On this day in music history: September 12, 1984 – “Stop Making Sense”, the seventh album by Talking Heads is released. Produced by Gary Goetzman, it is recorded at The Pantages Theatre in Hollywood, CA in December 1983. Recorded during the tour in support of the bands then current album “Speaking In Tongues”, the album is issued as the companion piece to the live concert film directed by Jonathan Demme (“The Silence Of The Lambs”, “Philadelphia”). Talking Heads main line up is augmented with additional musicians including Bernie Worrell (keyboards), Alex Weir (guitar), Lynn Mabry and Ednah Holt (backing vocals).
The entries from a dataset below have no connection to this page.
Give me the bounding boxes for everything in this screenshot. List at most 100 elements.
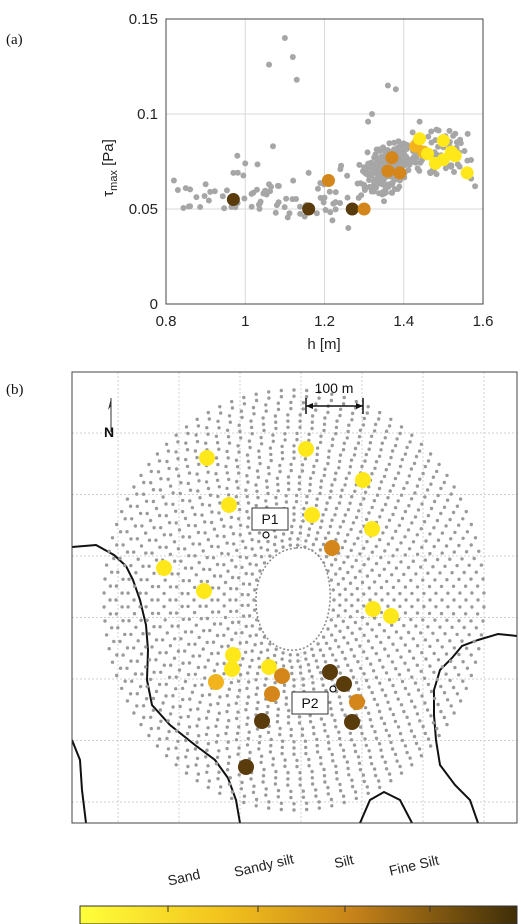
mesh-node	[226, 569, 230, 573]
mesh-node	[449, 492, 453, 496]
mesh-node	[356, 536, 360, 540]
mesh-node	[205, 426, 209, 430]
mesh-node	[126, 591, 130, 595]
mesh-node	[141, 564, 145, 568]
mesh-node	[304, 539, 308, 543]
x-tick-label: 1.2	[314, 313, 335, 330]
background-point	[257, 198, 264, 205]
mesh-node	[452, 711, 456, 715]
mesh-node	[176, 572, 180, 576]
background-point	[384, 146, 391, 153]
mesh-node	[179, 637, 183, 641]
mesh-node	[181, 661, 185, 665]
mesh-node	[264, 787, 268, 791]
mesh-node	[135, 704, 139, 708]
mesh-node	[284, 702, 288, 706]
mesh-node	[206, 742, 211, 746]
mesh-node	[470, 605, 474, 609]
sample-location	[298, 441, 314, 457]
mesh-node	[177, 474, 181, 478]
mesh-node	[283, 432, 287, 436]
x-tick-label: 1.6	[473, 313, 494, 330]
mesh-node	[379, 585, 384, 590]
mesh-node	[194, 763, 198, 767]
mesh-node	[290, 665, 294, 669]
background-point	[219, 193, 226, 200]
mesh-node	[400, 457, 404, 462]
mesh-node	[425, 488, 430, 492]
mesh-node	[423, 731, 427, 736]
mesh-node	[247, 466, 251, 470]
mesh-node	[374, 634, 379, 639]
mesh-node	[383, 436, 387, 440]
mesh-node	[419, 754, 424, 758]
mesh-node	[400, 516, 405, 521]
mesh-node	[315, 446, 320, 450]
mesh-node	[247, 730, 251, 734]
mesh-node	[276, 788, 281, 793]
mesh-node	[144, 591, 148, 595]
mesh-node	[365, 539, 369, 544]
mesh-node	[120, 605, 124, 609]
mesh-node	[415, 533, 419, 537]
mesh-node	[288, 653, 292, 657]
mesh-node	[127, 619, 131, 623]
mesh-node	[284, 500, 289, 504]
mesh-node	[387, 772, 392, 776]
mesh-node	[216, 733, 220, 738]
mesh-node	[341, 619, 345, 623]
sample-point	[436, 134, 450, 148]
mesh-node	[457, 619, 461, 623]
mesh-node	[286, 783, 290, 787]
mesh-node	[177, 668, 182, 672]
mesh-node	[367, 749, 371, 753]
mesh-node	[439, 511, 443, 516]
mesh-node	[320, 519, 324, 523]
mesh-node	[380, 755, 384, 759]
mesh-node	[359, 530, 363, 534]
mesh-node	[321, 542, 326, 547]
mesh-node	[448, 678, 452, 683]
mesh-node	[314, 503, 319, 508]
mesh-node	[164, 694, 168, 698]
mesh-node	[426, 459, 431, 463]
mesh-node	[334, 538, 338, 542]
mesh-node	[214, 762, 219, 766]
mesh-node	[440, 665, 445, 669]
mesh-node	[154, 658, 158, 662]
mesh-node	[445, 722, 449, 727]
mesh-node	[204, 604, 208, 608]
mesh-node	[330, 518, 334, 522]
mesh-node	[435, 677, 440, 682]
mesh-node	[234, 458, 239, 462]
mesh-node	[453, 665, 457, 670]
mesh-node	[261, 422, 266, 426]
mesh-node	[451, 510, 456, 515]
mesh-node	[323, 780, 327, 784]
mesh-node	[413, 515, 418, 519]
mesh-node	[372, 429, 377, 433]
mesh-node	[323, 729, 327, 733]
mesh-node	[331, 759, 335, 763]
mesh-node	[292, 684, 296, 688]
mesh-node	[155, 744, 160, 748]
mesh-node	[386, 654, 391, 658]
mesh-node	[368, 755, 373, 759]
mesh-node	[297, 475, 302, 479]
mesh-node	[315, 743, 319, 748]
background-point	[211, 188, 218, 195]
mesh-node	[170, 624, 174, 628]
mesh-node	[135, 659, 139, 663]
mesh-node	[352, 453, 357, 457]
background-point	[174, 187, 181, 193]
mesh-node	[390, 660, 395, 664]
mesh-node	[171, 694, 175, 698]
mesh-node	[259, 435, 263, 440]
mesh-node	[283, 764, 287, 768]
mesh-node	[405, 481, 409, 485]
mesh-node	[298, 665, 302, 669]
mesh-node	[242, 402, 247, 406]
mesh-node	[383, 502, 388, 507]
mesh-node	[248, 562, 252, 566]
mesh-node	[258, 569, 262, 573]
The original LP release contains only nine songs and is heavily edited in order to fit it on one album, and also comes wrapped in a full color picture book. A second variant of the LP package is released along with the standard release. The limited edition version is printed without the torso photo of David Byrne on front and instead is stark white, with the graphics in black print. It also comes with a twenty page booklet with photos and storyboard sketches by Byrne created for the staging of the concert. In 1999, a remastered and expanded edition of the album is released featuring the complete performance, matching the contents of the fifteenth anniversary theatrical re-release of the film. “Stop Making Sense” peaks at number forty one on the Billboard Top 200, and is certified 2x Platinum in the US by the RIAA.